The groups warned that the new rules to require testing of vaccinated workers with no symptoms could strain the availability of rapid tests and boost employers’ costs. The rules apply to almost every workplace in the state, including offices, factories and retail locations.

The stricter safeguards “will only worsen the present labor shortage affecting California workplaces,” Moutrie predicted. “Moreover, reinstituting social distancing on a per person basis is just not feasible in many work places” that would have to physically move workstations or equipment.

California has a huge entertainment business sector and Motion Picture Association of America vice president and senior counsel Melissa Patack told the board that the rules aren’t feasible for filming movies, television shows or commercials because “actors cannot wear masks while performing.”

She added that workers doing hair and makeup for actors cannot stay six feet (1.8 meters) apart, so the new rules “could result in the shutdown of many productions.”

While California’s labor groups generally backed the workplace changes involving vaccinated and unvaccinated workers, they are upset that other proposed rules to be considered in March would eliminate mandatory employer-paid sick leave for workers who get infected with the virus or are exposed to it.

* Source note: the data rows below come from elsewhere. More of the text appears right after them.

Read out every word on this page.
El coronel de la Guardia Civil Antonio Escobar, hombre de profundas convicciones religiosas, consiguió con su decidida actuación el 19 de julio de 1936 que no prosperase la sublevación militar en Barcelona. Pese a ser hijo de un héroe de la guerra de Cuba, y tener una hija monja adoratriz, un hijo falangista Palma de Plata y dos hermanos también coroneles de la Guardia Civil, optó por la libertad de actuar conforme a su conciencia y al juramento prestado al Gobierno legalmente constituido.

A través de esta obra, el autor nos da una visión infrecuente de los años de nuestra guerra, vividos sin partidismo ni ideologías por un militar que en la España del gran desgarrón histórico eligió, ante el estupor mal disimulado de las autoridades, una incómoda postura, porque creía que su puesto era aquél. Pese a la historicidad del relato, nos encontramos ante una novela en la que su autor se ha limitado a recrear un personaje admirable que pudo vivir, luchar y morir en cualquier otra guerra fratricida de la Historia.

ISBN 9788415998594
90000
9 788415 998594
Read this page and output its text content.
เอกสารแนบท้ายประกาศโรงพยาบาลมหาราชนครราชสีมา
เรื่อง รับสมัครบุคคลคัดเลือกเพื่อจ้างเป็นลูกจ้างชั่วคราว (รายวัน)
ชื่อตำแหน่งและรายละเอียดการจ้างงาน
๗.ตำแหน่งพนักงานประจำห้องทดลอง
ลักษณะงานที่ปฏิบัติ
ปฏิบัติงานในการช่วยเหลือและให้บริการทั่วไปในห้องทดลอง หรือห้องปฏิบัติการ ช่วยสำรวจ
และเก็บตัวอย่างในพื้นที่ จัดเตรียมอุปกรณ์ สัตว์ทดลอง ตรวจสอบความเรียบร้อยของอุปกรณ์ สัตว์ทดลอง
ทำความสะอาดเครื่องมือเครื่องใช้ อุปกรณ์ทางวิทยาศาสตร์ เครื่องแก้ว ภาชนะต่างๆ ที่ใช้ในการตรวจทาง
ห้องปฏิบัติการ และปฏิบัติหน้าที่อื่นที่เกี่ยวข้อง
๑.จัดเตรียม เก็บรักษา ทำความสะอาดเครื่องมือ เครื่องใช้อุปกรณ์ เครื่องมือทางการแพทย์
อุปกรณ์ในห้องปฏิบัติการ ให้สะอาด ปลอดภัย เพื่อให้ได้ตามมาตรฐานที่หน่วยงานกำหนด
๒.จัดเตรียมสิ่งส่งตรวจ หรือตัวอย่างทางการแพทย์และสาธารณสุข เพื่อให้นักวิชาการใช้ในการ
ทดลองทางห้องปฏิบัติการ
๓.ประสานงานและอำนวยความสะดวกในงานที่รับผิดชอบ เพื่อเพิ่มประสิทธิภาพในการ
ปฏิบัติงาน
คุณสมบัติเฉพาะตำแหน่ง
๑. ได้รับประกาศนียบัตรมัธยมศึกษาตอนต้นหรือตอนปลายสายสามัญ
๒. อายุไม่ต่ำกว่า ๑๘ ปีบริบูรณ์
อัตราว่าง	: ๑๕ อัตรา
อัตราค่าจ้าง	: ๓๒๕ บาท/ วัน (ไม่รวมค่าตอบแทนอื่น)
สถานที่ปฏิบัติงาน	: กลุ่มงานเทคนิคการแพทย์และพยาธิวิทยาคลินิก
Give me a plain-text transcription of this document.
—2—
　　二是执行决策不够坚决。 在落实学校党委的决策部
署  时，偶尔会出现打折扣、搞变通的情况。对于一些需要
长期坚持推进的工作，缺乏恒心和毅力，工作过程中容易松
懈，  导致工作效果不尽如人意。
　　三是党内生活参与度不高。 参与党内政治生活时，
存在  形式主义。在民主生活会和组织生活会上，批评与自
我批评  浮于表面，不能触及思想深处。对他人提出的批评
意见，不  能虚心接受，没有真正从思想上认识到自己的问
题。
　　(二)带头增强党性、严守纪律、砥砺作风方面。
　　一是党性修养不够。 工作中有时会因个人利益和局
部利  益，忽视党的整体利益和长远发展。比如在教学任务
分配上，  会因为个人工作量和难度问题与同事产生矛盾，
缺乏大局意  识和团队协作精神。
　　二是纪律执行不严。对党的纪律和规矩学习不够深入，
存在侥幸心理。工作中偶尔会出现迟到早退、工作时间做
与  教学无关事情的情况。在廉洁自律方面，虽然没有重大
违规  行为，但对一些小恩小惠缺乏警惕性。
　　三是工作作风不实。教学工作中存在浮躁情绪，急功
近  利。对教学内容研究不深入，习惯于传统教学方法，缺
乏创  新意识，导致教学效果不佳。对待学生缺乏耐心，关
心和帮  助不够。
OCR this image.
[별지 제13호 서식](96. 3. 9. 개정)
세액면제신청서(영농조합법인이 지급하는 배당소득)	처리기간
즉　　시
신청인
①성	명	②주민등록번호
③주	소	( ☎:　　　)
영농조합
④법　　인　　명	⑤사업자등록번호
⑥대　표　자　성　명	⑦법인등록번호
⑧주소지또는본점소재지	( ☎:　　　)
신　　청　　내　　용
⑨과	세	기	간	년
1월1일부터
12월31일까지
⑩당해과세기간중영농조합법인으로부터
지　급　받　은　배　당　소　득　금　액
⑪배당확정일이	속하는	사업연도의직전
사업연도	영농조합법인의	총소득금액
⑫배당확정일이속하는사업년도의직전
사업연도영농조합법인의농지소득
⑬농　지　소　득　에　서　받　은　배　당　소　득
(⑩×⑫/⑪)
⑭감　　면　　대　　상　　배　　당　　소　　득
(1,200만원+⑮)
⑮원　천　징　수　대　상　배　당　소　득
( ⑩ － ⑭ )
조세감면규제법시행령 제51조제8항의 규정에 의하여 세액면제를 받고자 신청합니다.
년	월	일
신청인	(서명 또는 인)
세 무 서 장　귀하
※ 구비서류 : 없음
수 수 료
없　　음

That temporary rule is aimed at allowing lower-wage workers without sick time to take time off rather than spreading the virus at work because they couldn’t afford to stay home.

Doing away with it would mean that “workers will be forced to make the impossible decision of going to work while sick or staying home without pay,” Stephen Knight, executive director of the labor advocacy group WorkSafe said in an online petition to the Cal/OSHA Standards Board.

Labor advocates could also work through the state budget process, Legislature and governor to keep the program, but prefer to retain the existing requirement, Knight and Steiger said.